Dehydration
Samples need to be transferred from water or buffer to solvent compatible with the following steps. Use either alcohol or acetone, in a series of increasing concentration through 100%
At the completion of this step, samples are ready for embedding
Embedding
Function of embedding medium-- provide a rigid matrix to allow for slicing
When don't you need an embedding medium?
cryosections
shadowing--replicas
carbon
2) Maintain antigenicity
3) Readily soluble
4) Maintain volume
5) Beam stable
6) Beam transparent
7) Cutable
8) Stainable
9) Evenly polymerizable
10) Low viscosity
1802 Lee gelatin glycerin
1879 nitrocellulose
1881 paraffin
1950s acrylics (Lowicryl, LR White)
1962 Luft Epoxy resins (Epon 812) (EMBed, PolyBed)
Epon
(long carbon chain with epoxide groups at each end) (pours like honey)
Spurr
(6 carbon ring with 2 epoxide groups attached) (pours like water)
To accelerate the conversion of liquid form to plastic form, a Catalyst
(DMP-30, BDMA) is added to chemically polymerize the mixture at elevated
temperature. To avoid baking the plastic, some mixtures can be polymerized
using UV light at low temperature
Reversible embedding
Purpose: to provide a rigid matrix for tissue so it can be sliced, then removed to allow access of reagents to the tissue without the presence of embedding media to inhibit the access
polymethyl methacrylate (remove with acetone)
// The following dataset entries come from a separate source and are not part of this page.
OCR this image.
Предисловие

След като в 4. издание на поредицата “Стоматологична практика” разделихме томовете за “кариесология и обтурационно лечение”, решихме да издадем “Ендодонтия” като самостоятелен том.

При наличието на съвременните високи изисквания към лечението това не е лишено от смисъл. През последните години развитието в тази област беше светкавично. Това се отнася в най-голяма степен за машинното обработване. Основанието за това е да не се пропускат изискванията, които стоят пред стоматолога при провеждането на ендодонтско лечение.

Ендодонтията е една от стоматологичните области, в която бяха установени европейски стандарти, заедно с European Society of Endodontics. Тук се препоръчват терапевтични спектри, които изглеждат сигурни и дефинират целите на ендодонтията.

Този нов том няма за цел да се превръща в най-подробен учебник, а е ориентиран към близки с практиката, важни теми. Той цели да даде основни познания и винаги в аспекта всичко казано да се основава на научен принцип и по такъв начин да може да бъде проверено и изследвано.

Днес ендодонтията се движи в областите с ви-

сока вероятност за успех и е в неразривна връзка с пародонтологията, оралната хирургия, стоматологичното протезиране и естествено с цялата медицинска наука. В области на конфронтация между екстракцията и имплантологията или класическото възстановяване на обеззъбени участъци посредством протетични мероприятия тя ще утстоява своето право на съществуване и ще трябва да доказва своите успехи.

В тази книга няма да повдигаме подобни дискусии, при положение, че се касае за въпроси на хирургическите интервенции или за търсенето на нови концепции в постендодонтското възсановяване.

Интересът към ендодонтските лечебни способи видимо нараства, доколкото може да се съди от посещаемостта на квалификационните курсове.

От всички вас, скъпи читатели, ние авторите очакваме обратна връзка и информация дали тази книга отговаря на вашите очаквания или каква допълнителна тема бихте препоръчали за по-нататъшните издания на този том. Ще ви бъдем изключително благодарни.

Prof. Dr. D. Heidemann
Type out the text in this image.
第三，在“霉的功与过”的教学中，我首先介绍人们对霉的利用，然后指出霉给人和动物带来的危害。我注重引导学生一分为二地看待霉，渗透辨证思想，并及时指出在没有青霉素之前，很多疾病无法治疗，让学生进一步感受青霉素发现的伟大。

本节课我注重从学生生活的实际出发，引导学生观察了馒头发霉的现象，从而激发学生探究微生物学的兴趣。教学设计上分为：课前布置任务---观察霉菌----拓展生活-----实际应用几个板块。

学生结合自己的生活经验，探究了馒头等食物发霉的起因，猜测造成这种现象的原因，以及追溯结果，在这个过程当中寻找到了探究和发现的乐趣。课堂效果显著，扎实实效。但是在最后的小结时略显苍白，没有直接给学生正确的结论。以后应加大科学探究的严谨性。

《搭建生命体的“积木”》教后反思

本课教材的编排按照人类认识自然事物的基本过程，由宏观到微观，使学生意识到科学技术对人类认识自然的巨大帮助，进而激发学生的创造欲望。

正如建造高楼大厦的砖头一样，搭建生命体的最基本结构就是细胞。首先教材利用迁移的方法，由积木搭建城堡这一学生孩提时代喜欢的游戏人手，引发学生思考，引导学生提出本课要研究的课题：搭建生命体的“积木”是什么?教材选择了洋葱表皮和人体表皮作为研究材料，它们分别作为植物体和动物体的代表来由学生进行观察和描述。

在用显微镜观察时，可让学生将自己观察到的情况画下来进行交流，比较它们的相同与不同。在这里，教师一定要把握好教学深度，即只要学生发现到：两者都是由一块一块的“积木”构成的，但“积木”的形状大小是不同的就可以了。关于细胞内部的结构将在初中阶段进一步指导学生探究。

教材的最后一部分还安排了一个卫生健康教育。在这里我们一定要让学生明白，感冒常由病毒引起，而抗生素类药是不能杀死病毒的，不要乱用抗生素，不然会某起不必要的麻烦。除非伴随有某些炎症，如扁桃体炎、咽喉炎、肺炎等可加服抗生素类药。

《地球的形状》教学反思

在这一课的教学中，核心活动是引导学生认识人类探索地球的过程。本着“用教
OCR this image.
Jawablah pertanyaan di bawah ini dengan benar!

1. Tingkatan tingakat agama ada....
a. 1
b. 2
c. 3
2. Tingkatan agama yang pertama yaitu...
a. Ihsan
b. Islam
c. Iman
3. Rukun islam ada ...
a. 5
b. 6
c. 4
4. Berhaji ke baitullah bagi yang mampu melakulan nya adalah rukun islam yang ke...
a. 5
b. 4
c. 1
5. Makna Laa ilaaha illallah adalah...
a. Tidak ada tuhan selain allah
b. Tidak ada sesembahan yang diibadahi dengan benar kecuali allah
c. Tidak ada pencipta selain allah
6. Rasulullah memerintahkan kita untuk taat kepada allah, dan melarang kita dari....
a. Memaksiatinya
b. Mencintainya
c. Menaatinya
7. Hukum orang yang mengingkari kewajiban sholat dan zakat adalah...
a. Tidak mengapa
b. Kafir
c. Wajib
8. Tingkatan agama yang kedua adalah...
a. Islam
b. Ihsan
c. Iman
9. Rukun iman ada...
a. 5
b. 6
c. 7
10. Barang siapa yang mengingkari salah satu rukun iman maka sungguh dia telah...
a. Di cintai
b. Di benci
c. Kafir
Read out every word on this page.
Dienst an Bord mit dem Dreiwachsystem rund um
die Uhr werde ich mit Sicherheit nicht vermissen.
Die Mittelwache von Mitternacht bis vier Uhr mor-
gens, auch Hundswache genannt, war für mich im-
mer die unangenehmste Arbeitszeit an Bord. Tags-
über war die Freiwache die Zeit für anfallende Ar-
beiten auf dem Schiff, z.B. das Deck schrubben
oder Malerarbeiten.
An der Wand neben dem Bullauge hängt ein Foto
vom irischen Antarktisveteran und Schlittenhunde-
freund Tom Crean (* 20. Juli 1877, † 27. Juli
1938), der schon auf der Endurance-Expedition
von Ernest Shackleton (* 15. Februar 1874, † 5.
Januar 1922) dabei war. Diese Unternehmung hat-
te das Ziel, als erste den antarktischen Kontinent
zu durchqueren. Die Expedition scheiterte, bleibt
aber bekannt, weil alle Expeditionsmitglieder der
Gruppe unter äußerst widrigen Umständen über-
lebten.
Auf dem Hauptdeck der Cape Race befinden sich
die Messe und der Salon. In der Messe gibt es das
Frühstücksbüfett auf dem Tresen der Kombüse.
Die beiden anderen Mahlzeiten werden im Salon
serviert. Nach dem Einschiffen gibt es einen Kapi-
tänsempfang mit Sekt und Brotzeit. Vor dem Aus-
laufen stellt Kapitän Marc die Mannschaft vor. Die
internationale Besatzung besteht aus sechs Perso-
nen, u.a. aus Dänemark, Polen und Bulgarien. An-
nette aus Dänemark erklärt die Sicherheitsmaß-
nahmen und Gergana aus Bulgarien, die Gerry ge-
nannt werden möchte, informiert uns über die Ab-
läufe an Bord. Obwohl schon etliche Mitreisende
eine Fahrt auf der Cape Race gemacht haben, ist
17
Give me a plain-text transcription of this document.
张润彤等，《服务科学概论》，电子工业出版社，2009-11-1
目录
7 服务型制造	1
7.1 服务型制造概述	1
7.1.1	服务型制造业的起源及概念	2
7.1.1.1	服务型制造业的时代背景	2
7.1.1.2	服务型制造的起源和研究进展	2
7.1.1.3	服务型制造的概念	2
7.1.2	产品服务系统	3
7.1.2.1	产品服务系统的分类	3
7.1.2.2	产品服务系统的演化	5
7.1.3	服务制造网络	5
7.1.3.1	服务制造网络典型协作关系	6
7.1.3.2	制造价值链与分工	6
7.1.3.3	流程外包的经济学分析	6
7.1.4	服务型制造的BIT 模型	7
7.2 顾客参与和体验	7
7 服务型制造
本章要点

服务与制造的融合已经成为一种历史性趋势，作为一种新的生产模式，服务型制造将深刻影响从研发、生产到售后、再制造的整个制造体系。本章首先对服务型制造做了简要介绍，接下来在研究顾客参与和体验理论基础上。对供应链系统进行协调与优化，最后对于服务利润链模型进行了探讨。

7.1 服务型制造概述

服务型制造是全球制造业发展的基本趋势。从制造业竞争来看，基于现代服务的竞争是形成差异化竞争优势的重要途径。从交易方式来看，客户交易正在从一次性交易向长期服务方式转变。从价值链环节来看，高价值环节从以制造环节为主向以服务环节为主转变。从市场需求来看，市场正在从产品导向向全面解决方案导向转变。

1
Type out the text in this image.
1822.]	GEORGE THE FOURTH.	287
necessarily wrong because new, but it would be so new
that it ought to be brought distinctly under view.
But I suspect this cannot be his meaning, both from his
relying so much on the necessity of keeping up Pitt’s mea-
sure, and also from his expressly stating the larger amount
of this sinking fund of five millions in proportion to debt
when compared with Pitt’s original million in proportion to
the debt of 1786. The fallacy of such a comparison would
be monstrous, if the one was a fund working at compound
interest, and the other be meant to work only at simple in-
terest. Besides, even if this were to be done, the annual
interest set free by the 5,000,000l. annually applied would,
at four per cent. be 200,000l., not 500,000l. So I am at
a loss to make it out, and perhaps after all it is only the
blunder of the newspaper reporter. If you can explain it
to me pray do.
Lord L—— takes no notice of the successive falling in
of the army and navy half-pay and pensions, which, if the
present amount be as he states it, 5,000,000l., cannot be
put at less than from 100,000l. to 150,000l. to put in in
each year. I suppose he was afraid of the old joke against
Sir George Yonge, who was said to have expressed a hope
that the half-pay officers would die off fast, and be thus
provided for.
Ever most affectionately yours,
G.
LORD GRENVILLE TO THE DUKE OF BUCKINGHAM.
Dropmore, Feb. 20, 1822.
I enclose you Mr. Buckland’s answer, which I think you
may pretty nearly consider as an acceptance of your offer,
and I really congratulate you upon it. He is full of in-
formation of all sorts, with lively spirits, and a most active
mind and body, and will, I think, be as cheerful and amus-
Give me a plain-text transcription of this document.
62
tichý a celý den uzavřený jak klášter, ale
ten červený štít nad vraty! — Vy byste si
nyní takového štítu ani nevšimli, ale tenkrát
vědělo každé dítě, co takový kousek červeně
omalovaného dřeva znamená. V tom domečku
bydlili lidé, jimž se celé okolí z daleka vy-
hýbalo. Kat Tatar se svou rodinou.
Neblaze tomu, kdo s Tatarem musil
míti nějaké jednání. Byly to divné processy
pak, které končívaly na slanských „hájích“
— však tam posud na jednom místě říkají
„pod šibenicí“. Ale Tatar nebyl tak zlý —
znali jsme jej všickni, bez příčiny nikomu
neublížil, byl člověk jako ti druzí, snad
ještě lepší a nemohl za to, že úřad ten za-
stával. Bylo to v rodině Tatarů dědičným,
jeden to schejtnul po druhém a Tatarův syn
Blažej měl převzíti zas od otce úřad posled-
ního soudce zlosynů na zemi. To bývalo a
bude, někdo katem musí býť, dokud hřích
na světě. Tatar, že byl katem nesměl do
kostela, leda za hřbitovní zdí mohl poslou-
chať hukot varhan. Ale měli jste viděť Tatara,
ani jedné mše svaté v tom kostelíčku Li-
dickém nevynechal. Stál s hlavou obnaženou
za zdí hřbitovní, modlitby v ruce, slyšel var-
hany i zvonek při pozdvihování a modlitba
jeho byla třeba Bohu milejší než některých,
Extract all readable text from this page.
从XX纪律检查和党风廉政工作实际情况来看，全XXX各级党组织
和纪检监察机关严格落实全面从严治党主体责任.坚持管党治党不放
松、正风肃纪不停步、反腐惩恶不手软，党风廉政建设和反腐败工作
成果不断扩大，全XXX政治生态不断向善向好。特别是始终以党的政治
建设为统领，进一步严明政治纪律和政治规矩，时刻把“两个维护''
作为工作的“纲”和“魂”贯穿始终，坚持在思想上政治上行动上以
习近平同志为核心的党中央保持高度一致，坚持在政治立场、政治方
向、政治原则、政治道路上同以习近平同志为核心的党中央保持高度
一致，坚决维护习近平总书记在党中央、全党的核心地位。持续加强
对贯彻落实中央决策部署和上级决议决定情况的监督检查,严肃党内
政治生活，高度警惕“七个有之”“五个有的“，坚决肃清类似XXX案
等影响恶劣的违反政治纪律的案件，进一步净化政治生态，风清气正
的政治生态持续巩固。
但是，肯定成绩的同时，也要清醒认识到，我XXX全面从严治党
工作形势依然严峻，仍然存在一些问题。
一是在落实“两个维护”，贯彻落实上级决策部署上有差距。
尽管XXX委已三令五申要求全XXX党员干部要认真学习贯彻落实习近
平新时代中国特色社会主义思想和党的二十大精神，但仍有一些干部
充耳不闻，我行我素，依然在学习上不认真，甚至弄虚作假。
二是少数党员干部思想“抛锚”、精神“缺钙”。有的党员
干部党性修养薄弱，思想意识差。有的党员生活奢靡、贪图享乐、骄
diethylene glycol distearate (remove with n-butyl alcohol)
Trimming
After the embedding medium has been polymerized (hardened), the excess plastic must be trimmed away with razor blades to expose the tissue itself
Slicing
Once trimmed, embedded samples must be sliced using a microtome for light microscope slices, called sections, and an ultramicrotome for thinner EM sections. For the light microscope, section thickness various depending on the embedding medium (5-10 um for paraffin, 1 micron for expoxy resin. For the TEM, slices are about 70-100nm thick, or 10,000 slices to the mm.
Slices are cut using knives made of glass (cheaper) or diamonds (long-lasting)
Slices are collected onto screens, called grids, from the surface of water.